The Zorg: A Tale of Greed, Murder and the Abolition of Slavery
Siddharth Kara
£22, Doubleday
★★✩✩✩
JMW Turner vented his anger on to canvas: his 1840 work Slave Ship: Slavers throwing overboard the dead and the dying, typhoon coming on, retains its power to shock. Historian of modern slavery Siddharth Kara achieves something similar with his account of a ‘culminating act of inhumanity’ in the Atlantic slave trade.
In what most Gazette readers will know as the Zong case, more than 100 African captives were thrown overboard from a mishandled ship – a loss claimed on the underwriters as if it were sacks of coal. The allegation, of course, was that the captives’ insured value was worth more than their emaciated live bodies would have made at auction in Jamaica.
Kara’s account of the voyage, the subsequent judicial proceedings and the episode’s importance for the campaign against slavery, is much more than massacre porn.
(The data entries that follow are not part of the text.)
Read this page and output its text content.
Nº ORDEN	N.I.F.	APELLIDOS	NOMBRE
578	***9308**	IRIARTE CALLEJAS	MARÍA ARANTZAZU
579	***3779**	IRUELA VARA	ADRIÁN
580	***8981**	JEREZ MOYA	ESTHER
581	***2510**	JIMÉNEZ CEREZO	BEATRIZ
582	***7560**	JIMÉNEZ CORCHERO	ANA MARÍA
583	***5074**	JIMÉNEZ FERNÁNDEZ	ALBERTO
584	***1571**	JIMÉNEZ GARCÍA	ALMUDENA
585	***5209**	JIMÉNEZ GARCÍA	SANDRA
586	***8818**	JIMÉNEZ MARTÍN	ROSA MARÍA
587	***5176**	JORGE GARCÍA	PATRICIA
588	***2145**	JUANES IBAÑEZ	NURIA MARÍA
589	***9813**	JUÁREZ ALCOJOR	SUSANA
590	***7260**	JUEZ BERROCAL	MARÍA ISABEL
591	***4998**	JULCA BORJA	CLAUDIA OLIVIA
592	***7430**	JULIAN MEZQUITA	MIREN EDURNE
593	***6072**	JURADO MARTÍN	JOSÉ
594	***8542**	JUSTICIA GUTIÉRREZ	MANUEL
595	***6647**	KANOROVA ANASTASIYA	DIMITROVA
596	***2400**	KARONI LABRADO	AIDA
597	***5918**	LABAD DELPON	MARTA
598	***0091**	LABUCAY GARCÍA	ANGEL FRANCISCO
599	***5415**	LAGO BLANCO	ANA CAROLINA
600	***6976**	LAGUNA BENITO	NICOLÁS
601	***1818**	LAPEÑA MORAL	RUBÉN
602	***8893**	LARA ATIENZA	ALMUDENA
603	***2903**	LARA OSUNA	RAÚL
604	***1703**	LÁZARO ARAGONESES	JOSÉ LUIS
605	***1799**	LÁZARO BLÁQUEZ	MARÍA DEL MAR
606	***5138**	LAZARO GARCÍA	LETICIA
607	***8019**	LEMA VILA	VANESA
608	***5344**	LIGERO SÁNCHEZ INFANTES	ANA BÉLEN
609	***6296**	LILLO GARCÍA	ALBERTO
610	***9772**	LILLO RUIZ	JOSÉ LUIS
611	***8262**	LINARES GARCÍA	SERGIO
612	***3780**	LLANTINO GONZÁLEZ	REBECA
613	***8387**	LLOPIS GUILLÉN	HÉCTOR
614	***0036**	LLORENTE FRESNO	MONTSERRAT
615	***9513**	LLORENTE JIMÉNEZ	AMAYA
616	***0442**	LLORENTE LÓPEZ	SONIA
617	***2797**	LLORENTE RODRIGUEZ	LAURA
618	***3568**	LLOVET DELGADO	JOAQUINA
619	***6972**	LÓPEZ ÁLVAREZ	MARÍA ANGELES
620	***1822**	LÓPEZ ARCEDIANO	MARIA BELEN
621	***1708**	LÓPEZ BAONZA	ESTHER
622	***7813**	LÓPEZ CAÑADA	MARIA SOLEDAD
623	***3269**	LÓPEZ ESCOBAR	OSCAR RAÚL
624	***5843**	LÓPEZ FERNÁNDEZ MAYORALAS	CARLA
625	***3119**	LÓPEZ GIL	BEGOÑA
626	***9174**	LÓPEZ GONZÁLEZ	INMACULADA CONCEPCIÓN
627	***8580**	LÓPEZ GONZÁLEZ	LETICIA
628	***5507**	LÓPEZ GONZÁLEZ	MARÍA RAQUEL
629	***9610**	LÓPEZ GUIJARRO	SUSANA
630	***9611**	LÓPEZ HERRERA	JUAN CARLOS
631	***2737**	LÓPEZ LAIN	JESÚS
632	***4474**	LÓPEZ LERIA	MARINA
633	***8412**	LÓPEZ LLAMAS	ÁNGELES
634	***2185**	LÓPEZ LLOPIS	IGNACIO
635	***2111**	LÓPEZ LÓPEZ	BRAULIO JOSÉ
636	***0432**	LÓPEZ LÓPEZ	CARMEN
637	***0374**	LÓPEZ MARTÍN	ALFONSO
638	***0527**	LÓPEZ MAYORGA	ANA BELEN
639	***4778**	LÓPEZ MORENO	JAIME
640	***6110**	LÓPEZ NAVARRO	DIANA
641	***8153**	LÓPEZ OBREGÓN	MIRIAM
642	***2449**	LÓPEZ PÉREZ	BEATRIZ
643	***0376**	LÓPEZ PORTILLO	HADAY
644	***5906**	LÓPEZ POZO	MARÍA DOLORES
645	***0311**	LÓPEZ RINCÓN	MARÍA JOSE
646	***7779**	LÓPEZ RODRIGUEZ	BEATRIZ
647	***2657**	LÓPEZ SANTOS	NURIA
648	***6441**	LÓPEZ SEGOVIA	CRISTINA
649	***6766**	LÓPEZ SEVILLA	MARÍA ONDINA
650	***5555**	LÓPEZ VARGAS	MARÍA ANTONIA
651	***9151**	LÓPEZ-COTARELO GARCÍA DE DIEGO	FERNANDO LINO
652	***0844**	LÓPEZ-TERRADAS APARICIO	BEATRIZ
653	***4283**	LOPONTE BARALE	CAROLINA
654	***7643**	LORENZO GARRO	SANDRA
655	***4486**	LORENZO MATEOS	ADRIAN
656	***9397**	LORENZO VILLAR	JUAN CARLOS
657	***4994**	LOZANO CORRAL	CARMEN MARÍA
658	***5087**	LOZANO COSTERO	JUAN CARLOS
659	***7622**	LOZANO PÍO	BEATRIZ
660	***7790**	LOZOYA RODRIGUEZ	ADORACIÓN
For a start, he does a historical service by clearing up the name of the cursed ship: the ‘Zong’ was the seized Dutch slaver De Zorg (The Hope). The confusion may have been a misreading by Lord Chief Justice Mansfield, a man with whom it was generally prudent to agree.

Kara also confers on two of the otherwise anonymous victims the dignity of human names. And, a plausible epilogue offers a solution to a mystery about the massacre, the author of an anonymous letter to the Morning Chronicle in 1783 which began the ‘inexorable march to freedom’ (at least in parts of the world commanded by Royal Navy guns).
The Zorg is billed as correcting previous accounts ‘filled with inaccuracies’. Alas, Kara’s quest for a compelling narrative introduces a few of his own. While he does a fair job of explaining Zorg’s navigational woes, he does not appear to be a mariner himself. We have sails fastened by shrouds, a crew waiting for nightfall before setting watches and captains taking the ship’s wheel. UK lawyers, meanwhile, will blink at Lord Mansfield’s enthusiastic gavel-wielding.
Another oddity is Kara’s assertion that France’s 1793 declaration of war on England was due to ‘the meteoric rise’ of Napoleon Bonaparte – at the time an unknown captain of artillery.
Do such trivialities matter? Kara’s underlying message, that institutions recognisable in modern Britain were complicit in the Atlantic slave trade, will no doubt be seized upon in the burgeoning campaign for reparations. Facts will be important.